Is every act of consecration of an episcopate an automatic excommunicatable offience if done without a papal mandate? Leaving aside my soapbox on the injustness of automatic excommunications, clearly not. Hisorically there have been plenty of consecrations without a papal mandate that, even after these particular canons were in place, were recognized or backdated without any sort of juridical undoing of that “automatic excommunication.”
Because Reasons: It seams to me that a lot of the argument that the SSPX are outside of the Church is simply “because reasons”– to be fair, their juridical connection to the visible modern Church is precarious, but it is rather difficult to suggest that they are outside of the bounds of the standard traditional definition of One Holy Catholic and Apostolic. Yes, they don’t like a lot of the, or the majority of the, pastoral expression of the faith post Vatican II — but that is a pastoral issue not a doxology one or a praxis one. But do you know who also didn’t like the expression of the faith post Vatican II? My liberal professors during my undergrad. Do you know who also didn’t like the expression of the faith post Vatican II? My more traditional professors during my grad work.
Nobody says “this is great and is exactly as it should be,” unless they are clergy that like comfort, but that is true of any age of the Church. The Church on earth is always undergoing purification and being conformed to Christ.

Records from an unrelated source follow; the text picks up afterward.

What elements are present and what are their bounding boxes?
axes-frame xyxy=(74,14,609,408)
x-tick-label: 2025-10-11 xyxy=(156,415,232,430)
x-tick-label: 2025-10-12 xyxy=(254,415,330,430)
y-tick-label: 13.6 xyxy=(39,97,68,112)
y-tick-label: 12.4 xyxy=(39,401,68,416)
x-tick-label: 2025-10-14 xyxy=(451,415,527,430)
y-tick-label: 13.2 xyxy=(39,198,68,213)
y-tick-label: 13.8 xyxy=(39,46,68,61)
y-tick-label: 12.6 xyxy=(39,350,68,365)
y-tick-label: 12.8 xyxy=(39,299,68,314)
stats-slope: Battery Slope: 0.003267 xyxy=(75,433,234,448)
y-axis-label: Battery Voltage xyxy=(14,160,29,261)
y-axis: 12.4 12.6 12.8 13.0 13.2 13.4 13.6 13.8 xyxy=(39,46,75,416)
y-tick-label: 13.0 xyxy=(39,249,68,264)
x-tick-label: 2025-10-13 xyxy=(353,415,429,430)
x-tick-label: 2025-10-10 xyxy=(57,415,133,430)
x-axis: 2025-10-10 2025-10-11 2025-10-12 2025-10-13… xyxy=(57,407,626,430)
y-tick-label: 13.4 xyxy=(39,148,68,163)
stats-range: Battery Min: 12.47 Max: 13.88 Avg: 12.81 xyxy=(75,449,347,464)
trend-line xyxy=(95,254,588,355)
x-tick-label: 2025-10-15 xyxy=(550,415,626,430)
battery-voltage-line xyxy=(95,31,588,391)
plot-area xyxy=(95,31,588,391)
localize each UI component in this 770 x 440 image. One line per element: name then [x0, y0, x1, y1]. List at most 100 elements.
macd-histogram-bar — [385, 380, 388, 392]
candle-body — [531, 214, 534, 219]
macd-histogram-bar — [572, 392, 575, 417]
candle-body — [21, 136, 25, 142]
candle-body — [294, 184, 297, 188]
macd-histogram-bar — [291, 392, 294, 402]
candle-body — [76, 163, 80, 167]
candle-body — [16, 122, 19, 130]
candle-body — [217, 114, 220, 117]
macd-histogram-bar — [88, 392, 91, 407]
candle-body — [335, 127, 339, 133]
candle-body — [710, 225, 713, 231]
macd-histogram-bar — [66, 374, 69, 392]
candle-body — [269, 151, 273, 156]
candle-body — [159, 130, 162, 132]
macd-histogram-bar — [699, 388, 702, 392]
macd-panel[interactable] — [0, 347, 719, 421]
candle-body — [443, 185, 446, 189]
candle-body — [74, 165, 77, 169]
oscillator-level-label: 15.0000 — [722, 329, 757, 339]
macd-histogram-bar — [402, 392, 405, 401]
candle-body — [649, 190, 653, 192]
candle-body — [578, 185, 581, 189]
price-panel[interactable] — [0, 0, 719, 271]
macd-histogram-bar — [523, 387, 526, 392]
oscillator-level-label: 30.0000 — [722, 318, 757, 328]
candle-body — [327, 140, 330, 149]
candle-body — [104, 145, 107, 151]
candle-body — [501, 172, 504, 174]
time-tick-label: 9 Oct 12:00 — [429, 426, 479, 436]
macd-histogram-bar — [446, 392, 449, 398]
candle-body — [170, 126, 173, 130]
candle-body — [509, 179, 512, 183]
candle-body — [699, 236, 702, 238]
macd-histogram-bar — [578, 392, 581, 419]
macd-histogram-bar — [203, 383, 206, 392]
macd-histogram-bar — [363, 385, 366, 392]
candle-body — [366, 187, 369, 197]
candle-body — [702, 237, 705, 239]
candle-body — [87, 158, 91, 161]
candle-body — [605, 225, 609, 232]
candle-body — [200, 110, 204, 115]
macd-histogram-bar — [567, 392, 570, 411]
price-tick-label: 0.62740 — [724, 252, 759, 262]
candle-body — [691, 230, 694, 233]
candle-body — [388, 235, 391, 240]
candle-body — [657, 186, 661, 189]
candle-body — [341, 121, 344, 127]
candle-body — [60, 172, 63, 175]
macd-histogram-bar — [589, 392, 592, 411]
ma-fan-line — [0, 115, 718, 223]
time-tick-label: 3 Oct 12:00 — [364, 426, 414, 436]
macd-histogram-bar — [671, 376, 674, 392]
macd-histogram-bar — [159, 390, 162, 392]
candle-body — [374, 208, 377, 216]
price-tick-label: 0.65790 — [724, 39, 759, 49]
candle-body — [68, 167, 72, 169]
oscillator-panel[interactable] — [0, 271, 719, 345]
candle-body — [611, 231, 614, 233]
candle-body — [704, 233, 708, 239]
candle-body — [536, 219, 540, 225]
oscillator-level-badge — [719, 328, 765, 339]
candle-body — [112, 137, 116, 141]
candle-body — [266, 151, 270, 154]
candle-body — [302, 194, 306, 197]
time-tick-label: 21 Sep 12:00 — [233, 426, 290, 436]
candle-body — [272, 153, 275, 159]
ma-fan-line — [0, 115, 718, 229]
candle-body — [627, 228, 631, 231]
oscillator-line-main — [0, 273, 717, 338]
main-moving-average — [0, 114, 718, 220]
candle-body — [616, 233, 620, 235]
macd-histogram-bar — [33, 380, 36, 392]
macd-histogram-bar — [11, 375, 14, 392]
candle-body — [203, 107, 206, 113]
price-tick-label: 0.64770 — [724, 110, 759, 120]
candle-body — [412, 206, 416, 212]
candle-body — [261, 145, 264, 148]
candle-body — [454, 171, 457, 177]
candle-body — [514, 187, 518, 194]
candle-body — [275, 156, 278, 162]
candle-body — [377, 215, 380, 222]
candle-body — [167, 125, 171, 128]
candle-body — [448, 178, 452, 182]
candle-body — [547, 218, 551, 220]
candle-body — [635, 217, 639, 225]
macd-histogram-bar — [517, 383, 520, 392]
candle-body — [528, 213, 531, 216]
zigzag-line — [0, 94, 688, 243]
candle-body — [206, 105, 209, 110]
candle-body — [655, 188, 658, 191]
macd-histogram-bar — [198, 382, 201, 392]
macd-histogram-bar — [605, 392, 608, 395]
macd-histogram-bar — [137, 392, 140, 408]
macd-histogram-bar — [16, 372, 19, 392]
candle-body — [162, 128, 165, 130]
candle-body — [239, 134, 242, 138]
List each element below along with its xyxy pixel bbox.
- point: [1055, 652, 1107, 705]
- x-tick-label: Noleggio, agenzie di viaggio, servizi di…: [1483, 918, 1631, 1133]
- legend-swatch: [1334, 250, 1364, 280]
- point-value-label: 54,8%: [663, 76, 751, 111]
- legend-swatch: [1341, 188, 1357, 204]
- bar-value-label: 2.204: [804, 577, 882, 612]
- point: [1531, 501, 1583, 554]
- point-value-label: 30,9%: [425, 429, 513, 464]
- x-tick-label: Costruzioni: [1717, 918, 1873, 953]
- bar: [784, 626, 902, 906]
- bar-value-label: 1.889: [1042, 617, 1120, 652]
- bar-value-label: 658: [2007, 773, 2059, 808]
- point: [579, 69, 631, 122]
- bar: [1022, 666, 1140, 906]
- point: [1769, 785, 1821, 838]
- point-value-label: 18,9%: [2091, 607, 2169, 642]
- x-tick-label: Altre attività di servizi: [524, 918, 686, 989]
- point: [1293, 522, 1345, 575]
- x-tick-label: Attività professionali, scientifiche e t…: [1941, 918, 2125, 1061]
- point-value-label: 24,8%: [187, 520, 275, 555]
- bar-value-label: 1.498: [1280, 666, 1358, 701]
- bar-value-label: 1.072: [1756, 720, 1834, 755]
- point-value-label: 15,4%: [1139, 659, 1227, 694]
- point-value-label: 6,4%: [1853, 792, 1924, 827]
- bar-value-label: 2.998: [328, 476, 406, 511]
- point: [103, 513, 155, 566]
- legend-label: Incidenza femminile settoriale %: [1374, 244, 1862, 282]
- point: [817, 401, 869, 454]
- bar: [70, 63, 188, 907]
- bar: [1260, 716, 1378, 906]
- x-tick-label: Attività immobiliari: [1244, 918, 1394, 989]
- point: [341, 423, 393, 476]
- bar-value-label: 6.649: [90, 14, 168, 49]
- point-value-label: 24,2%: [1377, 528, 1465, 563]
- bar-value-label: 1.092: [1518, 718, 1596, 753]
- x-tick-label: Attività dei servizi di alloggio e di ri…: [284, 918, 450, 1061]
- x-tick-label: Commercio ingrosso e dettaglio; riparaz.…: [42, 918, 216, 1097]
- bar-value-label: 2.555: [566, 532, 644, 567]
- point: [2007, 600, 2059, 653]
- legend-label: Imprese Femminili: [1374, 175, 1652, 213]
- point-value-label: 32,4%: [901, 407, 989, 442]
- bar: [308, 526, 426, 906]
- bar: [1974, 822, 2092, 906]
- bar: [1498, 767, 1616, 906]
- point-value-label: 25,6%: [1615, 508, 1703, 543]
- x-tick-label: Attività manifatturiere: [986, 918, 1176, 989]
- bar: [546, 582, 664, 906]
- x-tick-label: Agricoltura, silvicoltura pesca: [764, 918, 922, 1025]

In moral theology, there is a jesuitical position that one can tell an untruth, if it serves the greater good. It is not a lie nor to be punished as if it were a lie. But if we look at the spiritual masters, “never lying” is lauded as an absolute. But obviously not without some qualifiers to the absoluteness.
When we look at the question of obedience, we find that obedience is the same. Its absoluteness is not without qualifiers. What is a qualifier? When that obedience denies Christ or imperils your immortal soul or the soul of another.
What is a legitimate reason for being disobedient to the Pope? When the Pope is disobedient to Christ or when he commands something outside of his office (ie, all Catholics must not use the longbow Canon 29 of the Second Lateran Council .) This is not a protestant position but a Catholic position. (St. Thomas, St. Newman, St. Bellermine, etc.)
So contrary to so many out there, the question is not “Are the SSPX disobedient?” but “Is the Pope being disobedient or commanding something outside of his office,” because only in answering that can the question involving the SSPX be addressed.
Keep in mind here that when it comes down to the question of “what PRECICELY is it that the Pope requires the SSPX to accept?” is perhaps the largest moving target in history. To me, it reads as an ongoing symptom of the major question going into Vatican II — the loss of the sense of what the Church is (and is not) in the modern period. Vatican II was an attempt to answer that question. Reading VII closely, with footnotes, and historic documents of the Church at hand, one sometimes feels as if one should raise a point akin to Diogenes asking Plato if he really meant that man is a featherless chicken.
Gee, there are a lot of very thoughtful comments here. I hope Father Z is impressed with his supporters. I would like to add that we should remember Archbishop Lefebvre was suspended in the ‘70’s by Pope Paul VI for not teaching his seminarians the NO mass. (I am sure I need to be corrected on the details.) It is clear that then (as now) there was a goal to outlaw the VO. This is what gives (or should give) the FSSPX pause.